Dear Mrs. Rabinowitz: Last Passover, my 18-year-old cousin Larry refused to open the door for Elijah, claiming that if the prophet ever did show up, he could ring the bell or call Larry’s cell phone. I think this is crazy, but I’m not sure what to say to my cousin.

MR: My first question is how would Elijah get Larry’s cell phone number? Did they meet at a Hillel event? Craigslist? Your cousin’s clearly a moron. But — I actually agree with him that the door should remain closed — as long as he is on the other side of it.

Dear Mrs. Rabinowitz: When I was Bat Mitzvahed 40 years ago, someone planted a tree for me in Israel. Now I’m going over there for the first time. What are my odds of finding it?

MR: First — let me ask you something. What do you think the chances are of me and George Clooney getting married? I’m not really sure either — but they’re better than you finding the tree.

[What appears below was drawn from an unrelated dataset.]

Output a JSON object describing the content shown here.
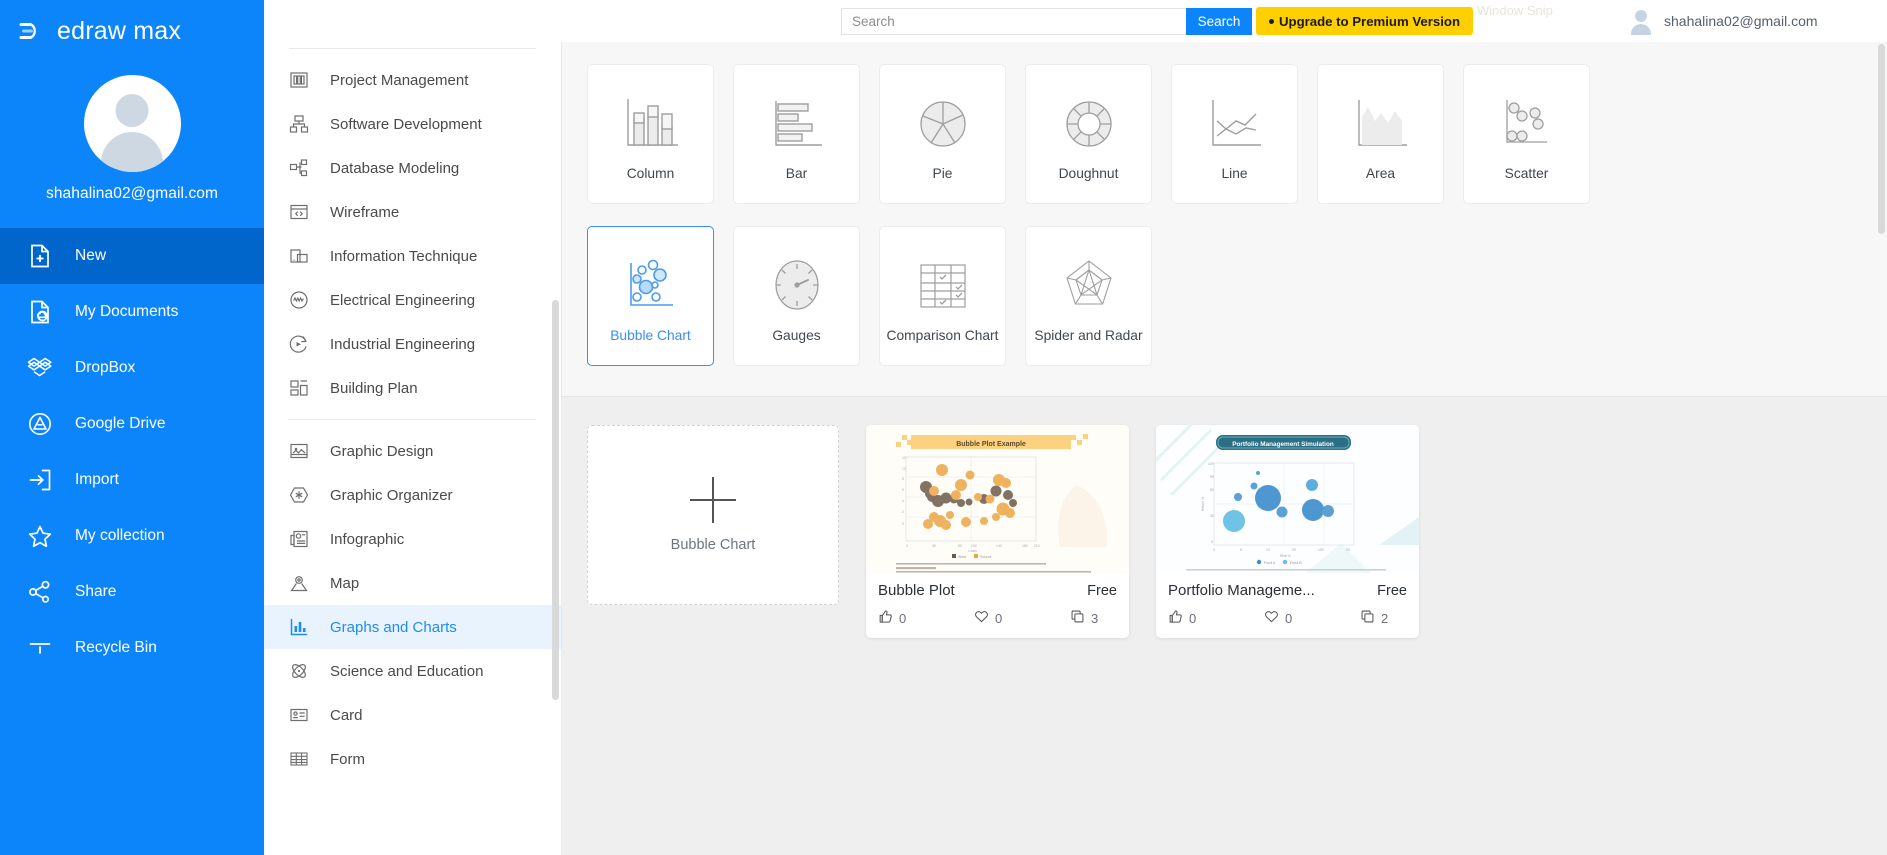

Dear Mrs. Rabinowitz: Passover is next month. Is it rude to not participate in responsive reading during a Seder?

MR: Well, there are a couple of acceptable excuses. Like — if a Clydesdale stood on your windpipe or you swallowed a shoe. Either of those happen to you sweetheart? Of course it’s rude to not speak! I have a question for you: What kind of schmo asks a question like that?

Dear Mrs. Rabinowitz: My husband of 56 years decided to buy a new dog with no discussion. It is a very cute dog, but I feel he was rude and inconsiderate to just show up with it. Any advice?

MR: Keep the dog. Lose the husband.

Dear Mrs. Rabinowitz: I’m a 26 year old single female. What’s the first thing I should look for in a man?

MR: A yarmulke. (I mean this is a Jewish advice column. What do you expect me to tell you — go look for somebody that rides in the rodeo?)

Dear Mrs. Rabinowitz: I’m worried about what the world will be like for my grandchildren and future generations of Jews. Anything I can do?

MR: Yes — you can go online and sign something called The Jewish Future Promise — a cost free way to ensure that Jewish identity, traditions, and values remain strong in the future. Alternatively, you could be like my sister-in-law Seydel Gold and sit on your tuchos all day doing nothing.